Following the lock-in period, you can always surrender the policy and liquidate the fund value at any time. To get the most out of the best ULIP plans, experts recommend investing much beyond the five-year mark here the logical reasons behind doing so:

Long-term investment: ULIP investments are long-term in nature. When you use ULIP calculator, you can get to know the return value you might get. The portfolio consists of either equities or debt funds or a combination of the two. Equity is typically volatile in the short term, but it performs better over longer periods of time, such as 15-20 years.

Compounding value: While it may be intimidating to withdraw your ULIP funds as soon as your policy's lock-in period expires, it is recommended that you stay invested in order to receive the required returns which you must have estimated using ULIP calculator. Investing in ULIPs beyond the five-year lock-in period can result in significant gains. The longer the investing period, the higher the value gained.
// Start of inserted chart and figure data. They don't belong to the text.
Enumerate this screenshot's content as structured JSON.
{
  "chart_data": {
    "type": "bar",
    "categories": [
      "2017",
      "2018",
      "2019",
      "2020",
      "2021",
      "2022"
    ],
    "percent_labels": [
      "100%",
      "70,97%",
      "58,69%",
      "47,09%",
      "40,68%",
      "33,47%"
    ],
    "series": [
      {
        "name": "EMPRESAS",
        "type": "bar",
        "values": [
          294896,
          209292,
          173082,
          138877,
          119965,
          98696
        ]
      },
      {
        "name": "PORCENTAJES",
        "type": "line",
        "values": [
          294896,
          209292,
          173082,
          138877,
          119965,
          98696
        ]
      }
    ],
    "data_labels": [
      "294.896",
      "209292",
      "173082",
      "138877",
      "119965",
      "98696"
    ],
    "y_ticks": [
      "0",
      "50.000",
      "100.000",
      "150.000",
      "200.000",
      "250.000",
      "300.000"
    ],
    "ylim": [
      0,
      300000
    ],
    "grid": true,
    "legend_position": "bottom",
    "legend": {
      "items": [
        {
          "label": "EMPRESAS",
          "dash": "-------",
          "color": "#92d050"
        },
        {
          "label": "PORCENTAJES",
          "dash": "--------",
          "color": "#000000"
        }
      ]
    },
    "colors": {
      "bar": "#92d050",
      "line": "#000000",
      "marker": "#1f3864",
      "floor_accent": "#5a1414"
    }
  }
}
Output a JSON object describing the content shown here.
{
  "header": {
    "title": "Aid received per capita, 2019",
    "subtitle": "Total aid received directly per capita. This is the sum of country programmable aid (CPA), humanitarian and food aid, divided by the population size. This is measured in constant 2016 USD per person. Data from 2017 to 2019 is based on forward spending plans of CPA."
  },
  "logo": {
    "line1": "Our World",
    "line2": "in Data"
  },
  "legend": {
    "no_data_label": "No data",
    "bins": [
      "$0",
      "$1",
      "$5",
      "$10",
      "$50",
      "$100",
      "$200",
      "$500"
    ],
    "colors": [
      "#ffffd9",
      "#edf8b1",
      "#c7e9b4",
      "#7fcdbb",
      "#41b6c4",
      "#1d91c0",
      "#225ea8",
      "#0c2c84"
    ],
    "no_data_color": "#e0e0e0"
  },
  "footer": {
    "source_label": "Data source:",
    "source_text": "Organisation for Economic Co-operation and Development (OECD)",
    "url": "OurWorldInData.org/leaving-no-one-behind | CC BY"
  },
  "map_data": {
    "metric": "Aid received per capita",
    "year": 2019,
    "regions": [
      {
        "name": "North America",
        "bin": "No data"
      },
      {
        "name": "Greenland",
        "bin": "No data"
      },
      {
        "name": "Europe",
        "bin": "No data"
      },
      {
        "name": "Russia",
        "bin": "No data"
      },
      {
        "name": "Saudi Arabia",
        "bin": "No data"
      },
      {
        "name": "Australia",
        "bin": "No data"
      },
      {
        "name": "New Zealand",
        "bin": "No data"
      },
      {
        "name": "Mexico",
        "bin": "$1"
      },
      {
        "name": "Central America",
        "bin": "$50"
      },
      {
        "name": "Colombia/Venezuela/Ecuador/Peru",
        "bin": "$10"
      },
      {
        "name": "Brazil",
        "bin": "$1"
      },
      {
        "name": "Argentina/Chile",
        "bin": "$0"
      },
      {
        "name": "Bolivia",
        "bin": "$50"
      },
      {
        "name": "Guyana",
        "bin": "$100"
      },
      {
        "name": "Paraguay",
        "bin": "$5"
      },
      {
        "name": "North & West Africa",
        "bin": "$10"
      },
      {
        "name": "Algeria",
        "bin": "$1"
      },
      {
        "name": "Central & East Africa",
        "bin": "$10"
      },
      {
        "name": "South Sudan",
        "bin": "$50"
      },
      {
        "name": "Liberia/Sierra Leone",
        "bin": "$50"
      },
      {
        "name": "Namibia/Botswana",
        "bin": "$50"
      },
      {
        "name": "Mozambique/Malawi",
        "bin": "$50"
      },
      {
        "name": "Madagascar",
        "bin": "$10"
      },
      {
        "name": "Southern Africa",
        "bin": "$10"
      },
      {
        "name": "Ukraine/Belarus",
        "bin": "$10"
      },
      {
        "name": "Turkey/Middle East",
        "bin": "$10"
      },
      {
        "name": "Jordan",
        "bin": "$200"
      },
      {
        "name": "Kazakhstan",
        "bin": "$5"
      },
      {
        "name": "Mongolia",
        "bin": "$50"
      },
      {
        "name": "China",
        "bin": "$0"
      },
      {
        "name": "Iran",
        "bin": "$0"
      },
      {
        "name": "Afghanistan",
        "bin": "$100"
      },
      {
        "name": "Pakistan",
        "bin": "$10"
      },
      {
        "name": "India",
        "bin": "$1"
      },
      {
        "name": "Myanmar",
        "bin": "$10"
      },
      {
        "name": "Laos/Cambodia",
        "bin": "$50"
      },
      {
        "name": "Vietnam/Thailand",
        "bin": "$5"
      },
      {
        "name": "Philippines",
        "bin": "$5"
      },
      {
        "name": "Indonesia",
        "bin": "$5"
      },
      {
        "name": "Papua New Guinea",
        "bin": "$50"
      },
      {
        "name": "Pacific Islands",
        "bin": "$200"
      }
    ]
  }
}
Helps you get the recovering costs: As we all know, ULIP investments include premium and fund allocation charges, policy administration fees, and fund management fees, which often increase initially and decrease over time. As a result, returns are relatively low during the lock-in period before increasing in subsequent years. As a result, continuing the policy after the lock-in period is profitable, and the costs are easily recoverable. However, to know how much profitable it will be can be known using ULIP calculator. By using this, you will get the results that will be done with a comparative cost analysis.

ULIPs and other long-term investment insurance operate under the "purchase and forget" principle. It indicates that in order to get the most benefits, you should forget about them for a few years after investing your money in them. In other words, if you want to get the most out of your ULIP policy investment, first use ULIP calculator to compere different insurance plans, stick with it even after the lock-in term ends. Choosing the best ULIP plans available in the market can always add significant value to your portfolio and generate substantial returns. However, this is only achievable if you have enough patience!


So we are saying,

ULIPs are long-term financial products that provide policyholders with the benefits of both life insurance and investment. It is vital to remember that in order to benefit from the ULIP plan, investors must wait until the policy matures. If the ULIP is completely equity-oriented, it is crucial to wait on until the market recovers rather than exiting, so it is best to plan your investments in ULIP products over a longer time horizon to achieve your life goals.